A Michigan LLC Operating Agreement is a legal document that explains the internal structure and operations of a Limited Liability Company. It is a written contract among the Members that defines ownership, management, and procedural rules.
Michigan does not require an LLC to have an Operating Agreement. State law still recognizes agreements among Members, including those for single member LLCs. If no written agreement exists, the LLC must follow Michigan’s default rules. These rules may divide profits equally even when Members contributed different amounts.
The Operating Agreement is an internal document. It is not filed with the Michigan Secretary of State or the Michigan Department of Licensing and Regulatory Affairs. No filing fee applies. Courts or state agencies may ask for the agreement during audits or legal matters.
A written agreement offers several practical benefits.

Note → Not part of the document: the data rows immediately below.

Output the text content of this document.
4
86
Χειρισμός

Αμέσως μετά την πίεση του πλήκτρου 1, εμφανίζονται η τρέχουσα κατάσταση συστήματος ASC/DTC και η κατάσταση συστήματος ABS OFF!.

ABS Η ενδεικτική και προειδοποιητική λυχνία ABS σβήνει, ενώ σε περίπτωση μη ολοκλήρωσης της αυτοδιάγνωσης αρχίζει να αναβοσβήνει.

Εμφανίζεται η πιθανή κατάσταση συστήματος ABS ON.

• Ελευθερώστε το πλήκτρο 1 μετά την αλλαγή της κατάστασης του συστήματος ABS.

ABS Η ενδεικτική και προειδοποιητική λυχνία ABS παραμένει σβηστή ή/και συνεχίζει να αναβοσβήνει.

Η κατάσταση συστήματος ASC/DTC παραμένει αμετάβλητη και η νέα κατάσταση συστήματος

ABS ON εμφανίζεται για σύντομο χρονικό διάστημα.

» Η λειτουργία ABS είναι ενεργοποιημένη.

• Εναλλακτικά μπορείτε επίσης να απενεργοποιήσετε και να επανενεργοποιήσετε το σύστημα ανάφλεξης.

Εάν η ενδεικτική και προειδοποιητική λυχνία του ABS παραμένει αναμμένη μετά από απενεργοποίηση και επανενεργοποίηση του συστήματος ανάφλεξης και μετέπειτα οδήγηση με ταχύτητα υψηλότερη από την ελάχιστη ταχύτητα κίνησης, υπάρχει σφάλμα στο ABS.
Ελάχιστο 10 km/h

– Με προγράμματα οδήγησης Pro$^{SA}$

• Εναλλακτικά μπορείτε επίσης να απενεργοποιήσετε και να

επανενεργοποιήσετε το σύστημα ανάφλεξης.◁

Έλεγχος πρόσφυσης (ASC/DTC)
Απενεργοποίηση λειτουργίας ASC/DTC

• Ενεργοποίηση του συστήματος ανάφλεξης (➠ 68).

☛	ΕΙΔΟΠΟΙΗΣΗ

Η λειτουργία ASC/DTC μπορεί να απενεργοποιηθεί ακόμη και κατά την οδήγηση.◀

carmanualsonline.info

• General Information: LLC name, purpose, duration, effective date, and Registered Agent. • Ownership and Capital Contributions: Members’ names, contributions, and ownership percentages. • Management Structure: Whether the LLC is member-managed or manager-managed, and the responsibilities of each role. • Voting Rights: How votes are allocated, and which actions require a vote. • Profits, Losses, and Distributions: How profits and losses are divided, and how distributions occur. • Transfer of Interests and Dissolution: Rules for buyouts, triggering events, and dissolution procedures. • Bookkeeping and Taxes: Accounting method, financial recordkeeping, and tax classification.
The agreement becomes enforceable once all members sign. Notarization is unnecessary. Amendments usually require a meeting and member approval, as described in the agreement.